Federal Government Increases Online Access to Conflict-of-Interest Data

4/3/2012

On March 22, the U.S. Senate passed the Stop Trading on Congressional Knowledge Act, or STOCK Act, which will put thousands of disclosures from congressional and executive branch officials online for the first time. President Obama will sign the legislation into law on April 4. Many state governments already provide some online access to similar disclosures, and others, such as Maryland, are considering following suit.

Public officials regularly make decisions that could impact the value of their personal financial holdings. Asset disclosure helps ensure that such conflicts of interest are identified and addressed before decisions are made – and transparency allows the public to hold officials accountable for doing so. While rules in the federal government and many states require asset disclosure, online public access to this information has lagged. The passage of the STOCK Act, and the advancement of similar legislation in Maryland, represent welcome steps forward.

Federal Financial Disclosure

The Ethics in Government Act of 1978 requires high-ranking federal officials to publicly disclose their personal financial interests, such as stocks owned and sources of income. Such requirements apply to officials in all three branches of the federal government. In the executive branch, more than 28,000 such disclosures were filed in 2010, according to the Office of Government Ethics (OGE).

However, the federal government does not provide much online access to those reports, with a few exceptions in recent years:

 

The STOCK Act will bring those disclosures under a common legal standard and significantly expand the number of officials whose reports are available online. The legislation requires that public disclosures from the executive and legislative branches be posted online by August. In addition, the bill requires that disclosure reports be submitted electronically, which will make them easier to post as a searchable database, which the bill requires by September 2013.

In addition, the bill enhances the content of financial disclosure reports by requiring timelier reporting of transactions and requiring a subset of top officials to report mortgages on personal residences. The bill also strengthens ethics in several other ways, most notably in tightening restrictions against insider trading by public officials.

Previously, the task of providing online access to financial disclosures has fallen to nonprofit organizations outside of government, such as the Center for Responsive Politics' OpenSecrets.org and Judicial Watch's Judicial Financial Disclosure Project. Such projects have struggled at times to secure access to the records and are not complete; nevertheless, they have developed some innovative features to help the public find and understand the information. Under the STOCK Act, the government will take greater responsibility for the transparency of this important ethics information.

Financial Disclosure in the States

While the federal government has only begun to formalize online access to financial disclosure reports, a number of states have already established some level of online access. A recent OMB Watch report examined accountability websites in the states, including asset disclosure information. The report discussed several existing state websites, among them Arkansas, Rhode Island, and Tennessee. The usefulness of financial disclosure websites lags behind other types of accountability websites, such as those for campaign finance or lobbying information.

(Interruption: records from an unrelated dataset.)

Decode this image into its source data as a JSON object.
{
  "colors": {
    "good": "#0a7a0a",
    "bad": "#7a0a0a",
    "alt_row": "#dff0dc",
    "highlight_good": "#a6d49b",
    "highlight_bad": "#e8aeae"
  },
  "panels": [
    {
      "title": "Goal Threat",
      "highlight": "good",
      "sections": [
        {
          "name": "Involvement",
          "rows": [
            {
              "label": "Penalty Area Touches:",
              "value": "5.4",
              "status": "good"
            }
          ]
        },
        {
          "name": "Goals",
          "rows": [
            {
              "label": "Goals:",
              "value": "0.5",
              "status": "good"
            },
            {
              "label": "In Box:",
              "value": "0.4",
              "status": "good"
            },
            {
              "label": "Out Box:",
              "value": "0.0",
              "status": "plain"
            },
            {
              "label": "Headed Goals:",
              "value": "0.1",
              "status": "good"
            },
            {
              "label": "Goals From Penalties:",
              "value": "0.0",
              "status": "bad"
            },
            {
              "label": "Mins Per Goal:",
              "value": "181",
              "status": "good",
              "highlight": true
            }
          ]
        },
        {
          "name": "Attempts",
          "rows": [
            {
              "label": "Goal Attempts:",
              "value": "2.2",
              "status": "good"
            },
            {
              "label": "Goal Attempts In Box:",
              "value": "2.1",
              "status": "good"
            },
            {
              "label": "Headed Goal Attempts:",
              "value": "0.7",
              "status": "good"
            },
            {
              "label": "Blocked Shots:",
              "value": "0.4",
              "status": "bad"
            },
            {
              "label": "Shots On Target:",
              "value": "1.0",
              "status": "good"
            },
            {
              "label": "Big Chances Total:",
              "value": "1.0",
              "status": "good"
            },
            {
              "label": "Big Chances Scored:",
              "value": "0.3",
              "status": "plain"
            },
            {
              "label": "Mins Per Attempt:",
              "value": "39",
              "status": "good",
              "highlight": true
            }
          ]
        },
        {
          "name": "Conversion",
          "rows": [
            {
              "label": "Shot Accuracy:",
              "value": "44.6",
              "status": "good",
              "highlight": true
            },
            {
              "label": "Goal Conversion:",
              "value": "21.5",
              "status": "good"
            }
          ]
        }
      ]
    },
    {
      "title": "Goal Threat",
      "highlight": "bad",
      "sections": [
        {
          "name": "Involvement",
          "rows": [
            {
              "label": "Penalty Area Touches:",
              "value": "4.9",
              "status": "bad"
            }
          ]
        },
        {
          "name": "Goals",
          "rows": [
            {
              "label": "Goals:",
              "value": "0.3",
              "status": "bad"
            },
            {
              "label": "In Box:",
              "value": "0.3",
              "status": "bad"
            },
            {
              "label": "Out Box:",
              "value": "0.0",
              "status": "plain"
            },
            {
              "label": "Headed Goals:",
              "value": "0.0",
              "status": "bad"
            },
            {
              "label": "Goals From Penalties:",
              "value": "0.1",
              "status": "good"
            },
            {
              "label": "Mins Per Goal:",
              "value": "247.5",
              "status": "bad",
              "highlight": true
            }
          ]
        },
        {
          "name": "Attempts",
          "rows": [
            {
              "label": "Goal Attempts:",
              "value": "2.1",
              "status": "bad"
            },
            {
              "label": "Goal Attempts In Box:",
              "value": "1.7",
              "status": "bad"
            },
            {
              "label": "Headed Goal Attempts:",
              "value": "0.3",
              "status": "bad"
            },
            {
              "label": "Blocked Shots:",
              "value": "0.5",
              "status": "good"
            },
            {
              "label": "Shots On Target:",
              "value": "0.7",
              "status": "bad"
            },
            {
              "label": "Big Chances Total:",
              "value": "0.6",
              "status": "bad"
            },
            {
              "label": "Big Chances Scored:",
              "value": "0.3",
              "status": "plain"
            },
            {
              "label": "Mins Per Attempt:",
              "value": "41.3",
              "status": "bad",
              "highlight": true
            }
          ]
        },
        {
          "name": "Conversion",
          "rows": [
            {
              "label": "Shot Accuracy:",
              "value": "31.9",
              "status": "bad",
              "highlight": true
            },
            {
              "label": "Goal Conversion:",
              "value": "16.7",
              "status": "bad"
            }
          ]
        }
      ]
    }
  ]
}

Nevertheless, some states are continuing to make progress. Most recently, a bill in Maryland would require the posting of financial disclosure reports online and require officials to submit their reports electronically. These disclosure requirements would apply to state legislators, top-ranking executive branch officials, and certain local officials. The Maryland Senate has approved the bill, and the House of Delegates is scheduled to hear the bill on April 4.

Judicial Disclosure Lags

Despite the progress, a notable gap remaining at the federal level and among many states is online access to financial disclosure by members of the judiciary. Judges make important decisions that can significantly impact individuals and businesses. At the federal level, judges are required to submit asset disclosures, but the government does not provide online access to the information. The STOCK Act does not require that these disclosure reports be posted online.

In many states, judges are elected, and therefore subject to the same potentially corrupting forces as elected officials in the legislative and executive branches. Unfortunately, judges' disclosure reports are not included in the requirements for online posting in many states, and even some current bills, like Maryland's, do not cover judicial disclosures.

In California, the judges association is fighting a requirement to post such disclosure reports online. The reports of other state and county public officials are already posted, but on March 15, the association won a delay for posting judicial records while guidelines for redacting sensitive information are drafted. While the judges claim that posting the information could constitute a security risk, a member of the commission responsible for the disclosures commented that the situation looked like "the judges don't want the voters to know how rich they are."

Recommendations

While the STOCK Act and the Maryland legislation both offer generous timelines for implementation, officials should minimize delay in upgrading transparency. States that have not yet begun to post asset disclosures should follow suit. OMB Watch's recent report, Upholding the Public's Trust: Key Features for Effective State Accountability Websites, offers recommendations for making online disclosures most useful to the public.